Plethora of parks

An arbitrary standard to double park density in Lawrence won't serve the city well.

A new standard requiring at least small parks to be built within a quarter-mile of every Lawrence residence is one of those ideas that sounds good but just isn’t practical.

The current standard in Lawrence is to have a park within a half-mile of every residence, but a majority of the Lawrence City Commission decided Tuesday night that wasn’t good enough. Most people wouldn’t walk a half-mile to a park, they reasoned, so we need to build enough parks so people will only have to walk a quarter-mile to access one.

The new standard – which was approved against the recommendation of the Lawrence-Douglas County Planning Commission and the Lawrence Parks and Recreation Department – won’t apply to existing neighborhoods, but will be a requirement for all new development in the city.

More parks sounds like a wonderful idea, but an arbitrary quarter-mile limit isn’t the best strategy for the city.

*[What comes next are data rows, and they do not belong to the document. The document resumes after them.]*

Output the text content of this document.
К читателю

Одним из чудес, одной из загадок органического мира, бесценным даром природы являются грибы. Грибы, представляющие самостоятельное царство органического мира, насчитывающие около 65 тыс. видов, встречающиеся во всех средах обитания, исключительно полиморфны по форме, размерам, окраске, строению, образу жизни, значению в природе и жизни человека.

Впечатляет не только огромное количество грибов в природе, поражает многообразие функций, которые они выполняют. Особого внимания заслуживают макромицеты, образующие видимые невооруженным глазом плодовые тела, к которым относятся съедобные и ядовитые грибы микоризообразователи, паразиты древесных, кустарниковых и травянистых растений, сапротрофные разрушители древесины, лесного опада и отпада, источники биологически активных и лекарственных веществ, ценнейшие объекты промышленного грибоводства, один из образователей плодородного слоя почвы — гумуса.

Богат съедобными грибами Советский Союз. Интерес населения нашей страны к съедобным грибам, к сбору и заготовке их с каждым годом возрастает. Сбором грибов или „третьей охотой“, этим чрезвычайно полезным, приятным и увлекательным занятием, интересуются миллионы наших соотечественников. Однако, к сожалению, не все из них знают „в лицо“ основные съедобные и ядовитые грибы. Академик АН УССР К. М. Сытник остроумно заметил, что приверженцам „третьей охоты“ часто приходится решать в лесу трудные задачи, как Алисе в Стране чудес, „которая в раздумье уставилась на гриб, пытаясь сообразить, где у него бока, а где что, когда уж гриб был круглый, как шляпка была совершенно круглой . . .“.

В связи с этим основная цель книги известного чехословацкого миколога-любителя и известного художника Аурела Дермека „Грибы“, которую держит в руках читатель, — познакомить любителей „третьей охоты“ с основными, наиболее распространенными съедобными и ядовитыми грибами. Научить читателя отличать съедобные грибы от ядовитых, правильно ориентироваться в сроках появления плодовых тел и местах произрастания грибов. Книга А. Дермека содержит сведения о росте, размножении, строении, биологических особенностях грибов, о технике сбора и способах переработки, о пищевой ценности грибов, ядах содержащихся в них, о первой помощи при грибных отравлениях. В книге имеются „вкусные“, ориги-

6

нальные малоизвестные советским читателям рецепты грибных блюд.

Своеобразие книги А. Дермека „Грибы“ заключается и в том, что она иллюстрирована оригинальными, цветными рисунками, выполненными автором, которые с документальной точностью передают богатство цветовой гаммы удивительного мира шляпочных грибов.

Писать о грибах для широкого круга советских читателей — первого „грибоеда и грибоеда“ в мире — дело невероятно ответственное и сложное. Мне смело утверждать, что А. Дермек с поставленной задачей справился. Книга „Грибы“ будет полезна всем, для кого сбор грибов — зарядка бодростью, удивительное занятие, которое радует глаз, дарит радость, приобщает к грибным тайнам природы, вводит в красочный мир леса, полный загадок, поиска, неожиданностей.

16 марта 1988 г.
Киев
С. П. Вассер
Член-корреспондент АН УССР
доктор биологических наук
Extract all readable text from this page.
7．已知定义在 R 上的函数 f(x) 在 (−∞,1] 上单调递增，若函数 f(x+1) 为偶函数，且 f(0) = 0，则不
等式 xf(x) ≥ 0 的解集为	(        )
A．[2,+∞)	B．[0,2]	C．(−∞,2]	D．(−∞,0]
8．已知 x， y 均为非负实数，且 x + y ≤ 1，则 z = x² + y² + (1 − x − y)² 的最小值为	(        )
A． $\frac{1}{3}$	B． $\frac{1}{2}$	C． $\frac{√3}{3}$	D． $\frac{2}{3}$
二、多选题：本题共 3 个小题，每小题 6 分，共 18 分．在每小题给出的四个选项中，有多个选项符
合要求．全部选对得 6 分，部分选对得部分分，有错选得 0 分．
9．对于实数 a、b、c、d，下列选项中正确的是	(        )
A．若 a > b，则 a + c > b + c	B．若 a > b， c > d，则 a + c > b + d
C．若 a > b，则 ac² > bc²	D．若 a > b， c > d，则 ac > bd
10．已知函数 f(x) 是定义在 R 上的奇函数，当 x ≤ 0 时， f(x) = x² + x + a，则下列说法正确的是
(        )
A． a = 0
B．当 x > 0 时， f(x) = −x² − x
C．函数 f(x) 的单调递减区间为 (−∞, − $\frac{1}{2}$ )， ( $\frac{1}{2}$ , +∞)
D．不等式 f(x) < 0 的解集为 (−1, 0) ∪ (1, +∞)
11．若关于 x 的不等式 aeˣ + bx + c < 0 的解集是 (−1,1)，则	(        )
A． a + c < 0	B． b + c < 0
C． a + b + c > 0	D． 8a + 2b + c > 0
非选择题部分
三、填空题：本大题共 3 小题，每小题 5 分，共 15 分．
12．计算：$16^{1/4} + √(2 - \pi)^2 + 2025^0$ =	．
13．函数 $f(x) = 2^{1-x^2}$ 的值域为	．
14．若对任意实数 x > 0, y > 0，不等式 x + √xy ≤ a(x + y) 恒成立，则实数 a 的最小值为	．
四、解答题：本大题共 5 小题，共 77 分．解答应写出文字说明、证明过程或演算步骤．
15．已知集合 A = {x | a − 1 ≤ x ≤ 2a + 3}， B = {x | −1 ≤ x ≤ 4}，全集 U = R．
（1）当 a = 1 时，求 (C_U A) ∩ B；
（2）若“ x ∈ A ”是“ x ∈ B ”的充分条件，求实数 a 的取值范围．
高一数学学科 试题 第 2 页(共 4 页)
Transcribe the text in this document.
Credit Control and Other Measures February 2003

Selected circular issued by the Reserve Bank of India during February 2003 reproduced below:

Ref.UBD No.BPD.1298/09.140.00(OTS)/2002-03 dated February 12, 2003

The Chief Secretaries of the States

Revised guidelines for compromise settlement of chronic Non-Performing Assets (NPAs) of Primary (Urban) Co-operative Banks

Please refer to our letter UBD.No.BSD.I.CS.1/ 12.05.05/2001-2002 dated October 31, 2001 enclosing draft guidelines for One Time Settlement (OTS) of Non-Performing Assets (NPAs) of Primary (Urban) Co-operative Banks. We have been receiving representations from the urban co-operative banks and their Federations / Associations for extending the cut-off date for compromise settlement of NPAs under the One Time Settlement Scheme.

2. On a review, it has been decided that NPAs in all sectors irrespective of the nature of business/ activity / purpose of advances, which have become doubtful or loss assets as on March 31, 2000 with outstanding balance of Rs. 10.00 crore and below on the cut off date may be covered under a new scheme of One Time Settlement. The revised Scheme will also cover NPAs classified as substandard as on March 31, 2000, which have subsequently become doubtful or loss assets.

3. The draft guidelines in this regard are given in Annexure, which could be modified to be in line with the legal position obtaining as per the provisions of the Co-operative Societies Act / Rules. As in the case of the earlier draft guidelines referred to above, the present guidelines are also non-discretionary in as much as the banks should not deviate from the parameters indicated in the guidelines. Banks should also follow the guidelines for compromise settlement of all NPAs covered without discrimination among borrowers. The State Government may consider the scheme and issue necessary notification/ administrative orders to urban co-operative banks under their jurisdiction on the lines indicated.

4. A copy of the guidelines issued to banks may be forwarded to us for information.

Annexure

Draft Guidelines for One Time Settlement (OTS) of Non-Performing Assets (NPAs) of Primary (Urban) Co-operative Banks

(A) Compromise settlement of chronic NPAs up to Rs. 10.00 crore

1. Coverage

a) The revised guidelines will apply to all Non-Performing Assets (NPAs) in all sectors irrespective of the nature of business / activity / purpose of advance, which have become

First, in surveys conducted for Parks and Rec, local residents give top priority not to new parks but to walking and biking trails that connect schools, parks and neighborhoods. Biking and walking apparently is as much a part of the recreation as whatever facilities are available at a park. Even walking at a relatively leisurely pace, it takes 10 or 15 minutes to get to a park that’s a half-mile away.

The cost of cutting that distance in half would divert money that is needed both to maintain existing Parks and Rec facilities and for other city needs.

Purchasing that much park land would not be an insignificant investment, but it seems likely that the commissioners who favor the quarter-mile standard will seek to require developers of new neighborhoods to donate land as part of their development plans. That would fit with the commissioners’ favorable attitude toward various “impact fees,” which may be imposed to help cover the costs of expanding streets, sewers, water lines and other city services to new developments.

Donation is one way to acquire the land, but it would be foolish to think developers will pay impact fees and donate park land without passing a large portion of those costs along to the people who are buying homes in the new area. That will increase housing costs and aggravate another problem that commissioners often decry: the lack of affordable housing in Lawrence.

Even if the land is donated, the Parks and Rec Department estimates that increasing the density of parks in Lawrence will add about $990,000 a year to the cost of operating and maintaining the city’s parks. Where will that money come from? Given the many infrastructure needs now facing the city – street rebuilding, a new sewer treatment plant and other projects – now doesn’t seem like the time to initiate a huge expansion in the parks maintenance budget.

Parks are great, but, like everything the city does, they come at a cost. At this time, city dollars will be better spent on maintaining existing parks and making reasonable expansions in the city’s park system. Parks within a half-mile, along with greenbelts and trails that connect parks, schools and neighborhoods, are a reasonable strategy that doesn’t need to be changed.